Sarat Chandra Chattopadhyay Government Medical College and Hospital
- Other names: Uluberia Medical College and Hospital
- Recognition: NMC; INC;
- Type: Public Medical College & Hospital
- Established: 2022; 4 years ago
- Academic affiliations: West Bengal University of Health Sciences;
- Principal: Dr. Munmun Das (Sarkar)
- Location: Uluberia, Howrah, West Bengal, India
- Campus: Urban;
- Website: sccgmch.ac.in

= Sarat Chandra Chattopadhyay Government Medical College and Hospital =

Medical college in India

Sarat Chandra Chattopadhyay Medical College and Hospital (SCCGMCH), established in 2022, is a full-fledged tertiary referral Government medical college and hospital. This college is located at the Uluberia city in Howrah district, West Bengal. This college imparts the degree Bachelor of Medicine and Surgery (MBBS) and associated degrees. This college also offers the Nursing and para-medical courses.
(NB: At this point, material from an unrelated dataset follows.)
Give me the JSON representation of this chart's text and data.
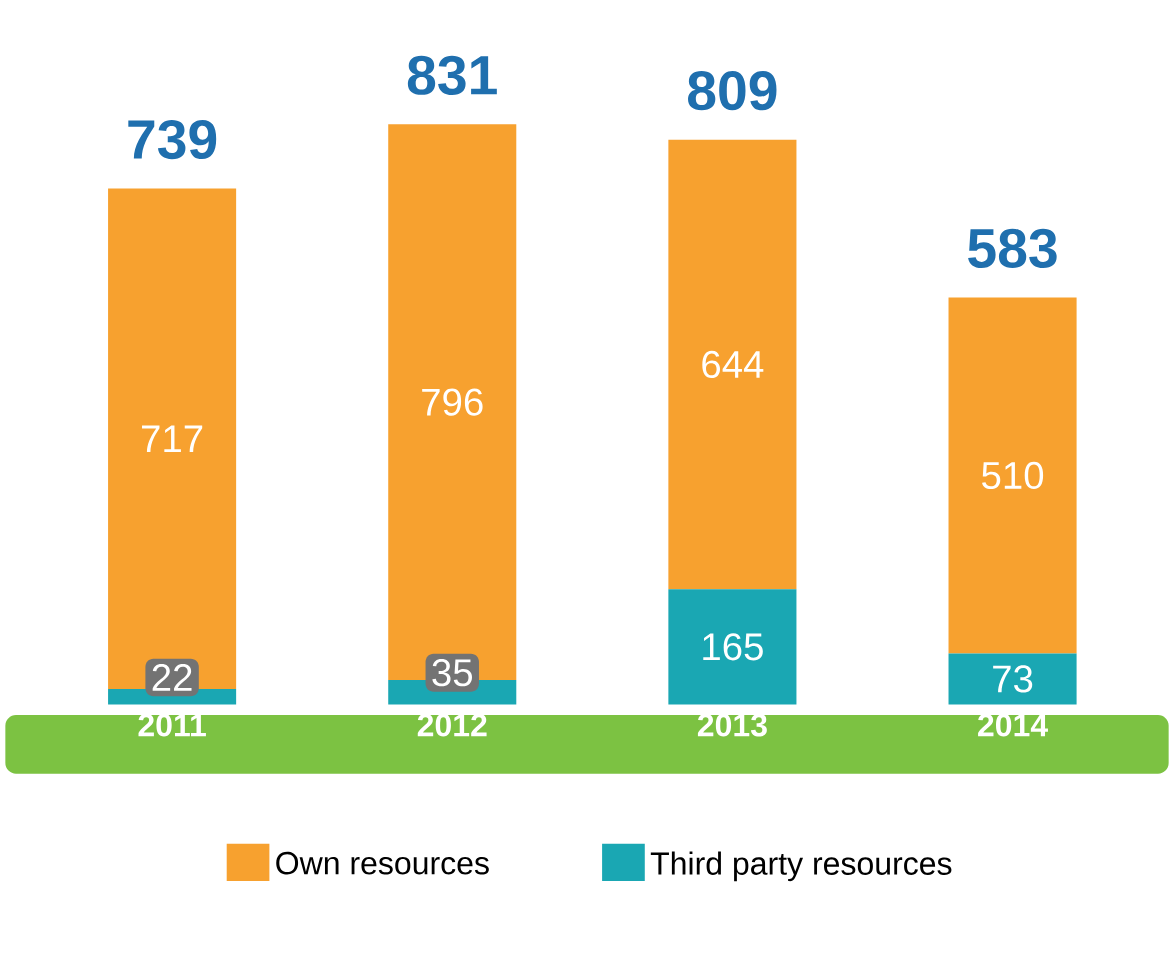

The hospital associated with the college is one of the largest hospitals in the Howrah district.

==Courses==
Sarat Chandra Chattopadhyay Medical College and Hospital undertakes education and training of 100 students in MBBS courses.

==Affiliated==
The college is affiliated to the West Bengal University of Health Sciences and is recognised by the National Medical Commission.